Víkingur Olafsson (piano)
Berliner Philharmoniker, Semyon Bychkov (direction)


(© Sébastien Gauthier)


Le grand hall de la Philharmonie de Berlin sert fréquemment de théâtre à des expositions, généralement sur seulement une poignée de kakémonos célébrant qui un interprète, qui un pan de l’histoire de l’orchestre maison... Actuellement, c’est à un voyage de presque soixante ans de fréquentation du Festival de Pâques de Salzbourg par le Philharmonique de Berlin que nous invitent cinq ensembles de photographies et de documents divers, de 1967 à aujourd’hui, trois panneaux retraçant l’ère Karajan (les années 1960, les années 1970 et les années 1980), un étant consacré à la période Abbado et le dernier rendant hommage au mandat de Simon Rattle. A cette occasion, il est ainsi intéressant de constater que, comme l’avait d’ailleurs souhaité Karajan lorsqu’il créa ce festival après avoir claqué la porte de l’Opéra de Vienne, c’est avant tout le répertoire wagnérien qui a dominé la programmation opératique, de la Tétralogie (1967‑1970) à Parsifal (1981 et 1982) en passant par Tristan (1972 et 1973) ou Le Vaisseau fantôme (1982 et 1983), même si Fidelio (1971 et 1978), La Bohème (1975) et Le Trouvère (1977 et 1979) notamment furent autant d’infidélités que Karajan fit à l’égard du grand compositeur allemand. Comme on pouvait s’en douter, une diversité accrue marqua la période Abbado avec notamment des ouvrages comme Wozzeck (1997), Boris Godounov (1998) ou Simon Boccanegra (2000), Sir Simon Rattle suivant le sillon ainsi creusé avec Peter Grimes (2005) ou Pelléas et Mélisande (2006), le chef italien et le chef britannique continuant par ailleurs de mettre au programme plusieurs opéras de Wagner (Tristan en 1999 et Parsifal en 2002 pour Abbado, la Tétralogie de 2007 à 2010 pour Rattle).
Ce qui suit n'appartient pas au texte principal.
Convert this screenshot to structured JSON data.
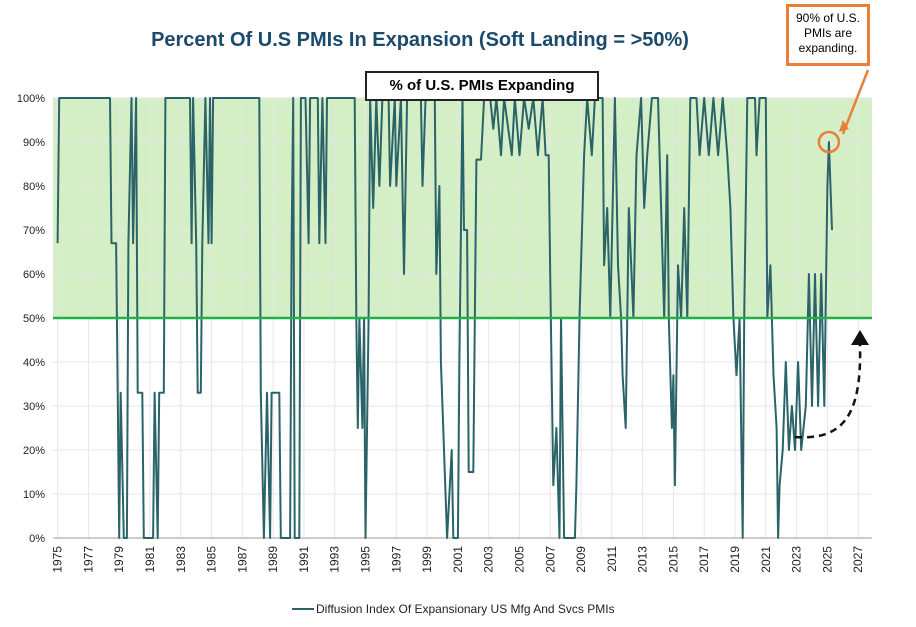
{
  "chart_data": {
    "type": "line",
    "title": "Percent Of U.S PMIs In Expansion (Soft Landing = >50%)",
    "annotations": [
      "% of U.S. PMIs Expanding",
      "90% of U.S. PMIs are expanding."
    ],
    "xlim": [
      1974.7,
      2027.9
    ],
    "xticks": [
      1975,
      1977,
      1979,
      1981,
      1983,
      1985,
      1987,
      1989,
      1991,
      1993,
      1995,
      1997,
      1999,
      2001,
      2003,
      2005,
      2007,
      2009,
      2011,
      2013,
      2015,
      2017,
      2019,
      2021,
      2023,
      2025,
      2027
    ],
    "ylim": [
      0,
      100
    ],
    "yticks": [
      {
        "value": 0,
        "label": "0%"
      },
      {
        "value": 10,
        "label": "10%"
      },
      {
        "value": 20,
        "label": "20%"
      },
      {
        "value": 30,
        "label": "30%"
      },
      {
        "value": 40,
        "label": "40%"
      },
      {
        "value": 50,
        "label": "50%"
      },
      {
        "value": 60,
        "label": "60%"
      },
      {
        "value": 70,
        "label": "70%"
      },
      {
        "value": 80,
        "label": "80%"
      },
      {
        "value": 90,
        "label": "90%"
      },
      {
        "value": 100,
        "label": "100%"
      }
    ],
    "grid": true,
    "threshold": {
      "value": 50,
      "color": "#22b04a",
      "band_color": "#d4efc6"
    },
    "x": [
      1975.0,
      1975.1,
      1978.4,
      1978.5,
      1978.8,
      1978.9,
      1979.0,
      1979.1,
      1979.3,
      1979.5,
      1979.6,
      1979.8,
      1979.9,
      1980.1,
      1980.2,
      1980.5,
      1980.6,
      1981.2,
      1981.3,
      1981.5,
      1981.6,
      1981.9,
      1982.0,
      1983.6,
      1983.7,
      1983.8,
      1984.0,
      1984.1,
      1984.3,
      1984.4,
      1984.6,
      1984.8,
      1984.9,
      1985.0,
      1985.1,
      1988.1,
      1988.2,
      1988.4,
      1988.6,
      1988.8,
      1988.9,
      1989.4,
      1989.5,
      1990.1,
      1990.2,
      1990.3,
      1990.4,
      1990.7,
      1990.8,
      1991.1,
      1991.3,
      1991.4,
      1991.9,
      1992.0,
      1992.2,
      1992.4,
      1992.5,
      1994.3,
      1994.4,
      1994.5,
      1994.6,
      1994.8,
      1994.9,
      1995.0,
      1995.2,
      1995.3,
      1995.5,
      1995.7,
      1995.9,
      1996.1,
      1996.5,
      1996.6,
      1996.9,
      1997.0,
      1997.3,
      1997.5,
      1997.7,
      1998.6,
      1998.7,
      1998.9,
      1999.5,
      1999.6,
      1999.8,
      1999.9,
      2000.1,
      2000.3,
      2000.6,
      2000.7,
      2001.0,
      2001.1,
      2001.3,
      2001.4,
      2001.6,
      2001.7,
      2002.0,
      2002.2,
      2002.5,
      2002.7,
      2003.1,
      2003.3,
      2003.5,
      2003.8,
      2004.0,
      2004.5,
      2004.7,
      2005.0,
      2005.3,
      2005.6,
      2005.9,
      2006.2,
      2006.5,
      2006.7,
      2006.9,
      2007.0,
      2007.2,
      2007.4,
      2007.6,
      2007.7,
      2007.9,
      2008.6,
      2008.7,
      2008.9,
      2009.2,
      2009.4,
      2009.7,
      2009.9,
      2010.4,
      2010.5,
      2010.7,
      2010.9,
      2011.2,
      2011.4,
      2011.6,
      2011.7,
      2011.9,
      2012.1,
      2012.4,
      2012.6,
      2012.9,
      2013.1,
      2013.3,
      2013.6,
      2014.0,
      2014.2,
      2014.4,
      2014.6,
      2014.7,
      2014.9,
      2015.0,
      2015.1,
      2015.3,
      2015.5,
      2015.7,
      2015.9,
      2016.1,
      2016.5,
      2016.7,
      2017.0,
      2017.3,
      2017.6,
      2017.9,
      2018.2,
      2018.5,
      2018.7,
      2018.9,
      2019.1,
      2019.3,
      2019.5,
      2019.6,
      2019.8,
      2020.3,
      2020.4,
      2020.6,
      2021.0,
      2021.1,
      2021.3,
      2021.5,
      2021.7,
      2021.8,
      2021.9,
      2022.1,
      2022.3,
      2022.5,
      2022.7,
      2022.9,
      2023.1,
      2023.3,
      2023.6,
      2023.8,
      2024.0,
      2024.2,
      2024.4,
      2024.6,
      2024.8,
      2025.0,
      2025.1,
      2025.3
    ],
    "series": [
      {
        "name": "Diffusion Index Of Expansionary US Mfg And Svcs PMIs",
        "color": "#2b6468",
        "values": [
          67,
          100,
          100,
          67,
          67,
          33,
          0,
          33,
          0,
          0,
          67,
          100,
          67,
          100,
          33,
          33,
          0,
          0,
          33,
          0,
          33,
          33,
          100,
          100,
          67,
          100,
          67,
          33,
          33,
          67,
          100,
          67,
          100,
          67,
          100,
          100,
          33,
          0,
          33,
          0,
          33,
          33,
          0,
          0,
          67,
          100,
          0,
          0,
          100,
          100,
          67,
          100,
          100,
          67,
          100,
          67,
          100,
          100,
          50,
          25,
          50,
          25,
          50,
          0,
          50,
          100,
          75,
          100,
          80,
          100,
          100,
          80,
          100,
          80,
          100,
          60,
          100,
          100,
          80,
          100,
          100,
          60,
          80,
          40,
          20,
          0,
          20,
          0,
          0,
          40,
          100,
          70,
          70,
          15,
          15,
          86,
          86,
          100,
          100,
          93,
          100,
          87,
          100,
          87,
          100,
          87,
          100,
          93,
          100,
          87,
          100,
          87,
          87,
          60,
          12,
          25,
          0,
          50,
          0,
          0,
          12,
          50,
          87,
          100,
          87,
          100,
          100,
          62,
          75,
          50,
          100,
          62,
          50,
          37,
          25,
          75,
          50,
          87,
          100,
          75,
          87,
          100,
          100,
          75,
          50,
          87,
          50,
          25,
          37,
          12,
          62,
          50,
          75,
          50,
          100,
          100,
          87,
          100,
          87,
          100,
          87,
          100,
          87,
          75,
          50,
          37,
          50,
          0,
          50,
          100,
          100,
          87,
          100,
          100,
          50,
          62,
          37,
          25,
          0,
          12,
          20,
          40,
          20,
          30,
          20,
          40,
          20,
          30,
          60,
          30,
          60,
          30,
          60,
          30,
          80,
          90,
          70
        ]
      }
    ]
  }
}
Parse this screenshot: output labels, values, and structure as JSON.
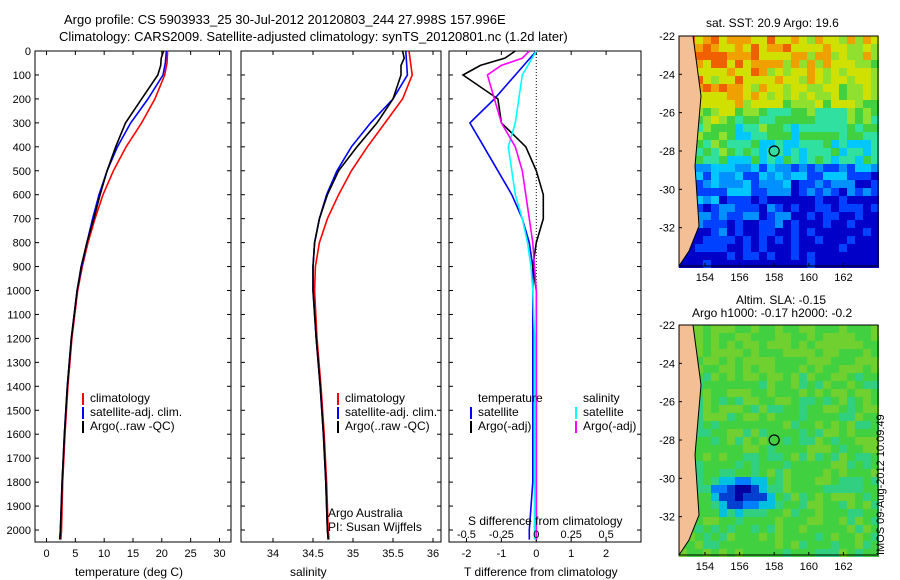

Et, en ce jeudi, c’est donc une foule des grands soirs, qui reviendra d’ailleurs regarder ces grands panneaux lors de l’entracte tout en se restaurant, qui emplit rapidement la Philharmonie pour un programme on ne peut plus classique dans la forme : ouverture, concerto, symphonie.


Dès l’Ouverture Coriolan (1807), Semyon Bychkov impressionne : sûreté du geste, allégement des textures, notamment chez les cordes (seulement quatre contrebasses), qui offre ainsi à l’auditeur une grande clarté d’écoute (à ce titre, avait‑on jamais mieux entendu le second basson que ce soir ?), sens du drame... Voilà une mise en bouche ô combien prometteuse, pouvait‑on se dire !



V. Olafsson, S. Bychkov (© Monika Rittershaus)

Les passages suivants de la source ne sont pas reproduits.